With so much internal division, Kentucky tried to steer a neutral course as slavery became the overriding political issue of the 19th century. Another famous Kentuckian, Henry Clay, became known as the “Great Pacificator” for helping to craft several of the congressional compromises that kept the peace when the admission of new states threatened to disturb the balance between free and slave states.
By the presidential election of 1860, most of the country believed that the time for such deal-making was past, and more radical measures were called for. Kentuckians actually had a choice between two native sons: Abraham Lincoln and John C. Breckinridge, vice president under James Buchanan. But they picked neither, voting for John Bell of the Constitutional Union Party, running under a platform of continuing to seek compromises and avoid the issue of slavery for as long as possible. Lincoln, representing the new and specifically anti-slavery Republican Party, was seen as a radical in his native state and got less than 1% of the vote. But Kentucky did choose to remain in the Union after other slave states had seceded, under the condition that slavery be allowed to continue—one of four such “border states” during the war.
As a border state, geographically as well as politically, Kentucky was a frequent target for raiders from both sides, who pillaged for supplies and destroyed railroads and other property that might be useful to the enemy. On top of these hardships, many Kentuckians were outraged by Lincoln’s later decision to give slaves their freedom in exchange for joining the Union Army. And the harsh conditions of martial law, imposed by Lincoln in June 1864, turned many more against the war. In the election of 1864, Kentucky again rebuffed its native son, becoming one of only three states to vote for Democratic candidate George McClellan over Lincoln.

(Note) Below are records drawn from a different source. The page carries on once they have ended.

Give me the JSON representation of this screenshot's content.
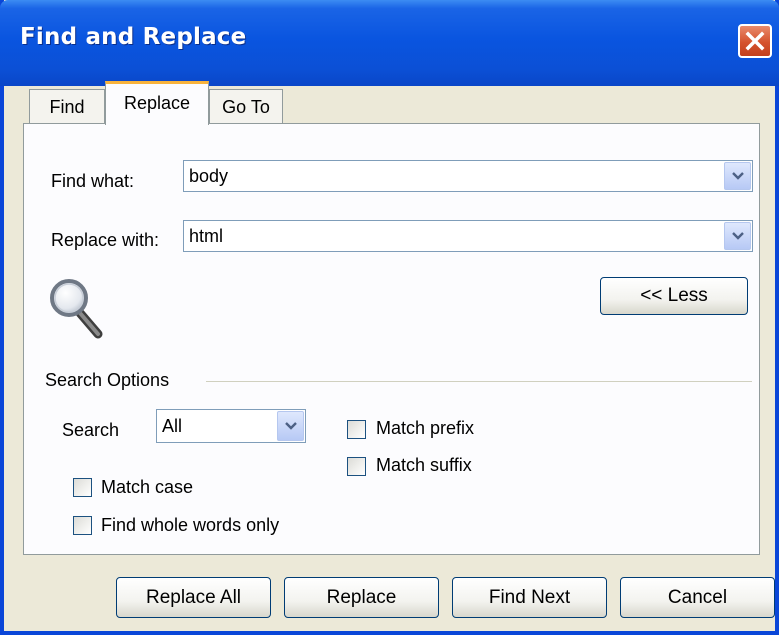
{
  "window": {
    "title": "Find and Replace"
  },
  "tabs": [
    {
      "label": "Find",
      "active": false
    },
    {
      "label": "Replace",
      "active": true
    },
    {
      "label": "Go To",
      "active": false
    }
  ],
  "find_what": {
    "label": "Find what:",
    "value": "body"
  },
  "replace_with": {
    "label": "Replace with:",
    "value": "html"
  },
  "less_button": {
    "label": "<< Less"
  },
  "search_options": {
    "heading": "Search Options",
    "search_label": "Search",
    "search_value": "All",
    "match_prefix": {
      "label": "Match prefix",
      "checked": false
    },
    "match_suffix": {
      "label": "Match suffix",
      "checked": false
    },
    "match_case": {
      "label": "Match case",
      "checked": false
    },
    "whole_words": {
      "label": "Find whole words only",
      "checked": false
    }
  },
  "buttons": {
    "replace_all": "Replace All",
    "replace": "Replace",
    "find_next": "Find Next",
    "cancel": "Cancel"
  },
  "icons": [
    "close-icon",
    "dropdown-arrow-icon",
    "magnifier-icon"
  ]
}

The turn against the Union and the divisions caused by the Civil War continued to affect Kentucky for decades, as the state seemed to embrace the “Lost Cause” of the South. After the Abraham Lincoln Birthplace National Historic Site was dedicated for the centennial of his birth in 1909, Confederate sympathizers countered by creating the Jefferson Davis Memorial, a concrete obelisk reminiscent of the Washington Monument that was dedicated in 1924. In 1911, a statue of Lincoln was placed in the state capitol rotunda. But it was not a public commission; it was paid for privately by a member of the Speed family after a personal request from a single legislator. And in 1936, another statue was placed on a wall in that same rotunda: fellow native son Jefferson Davis.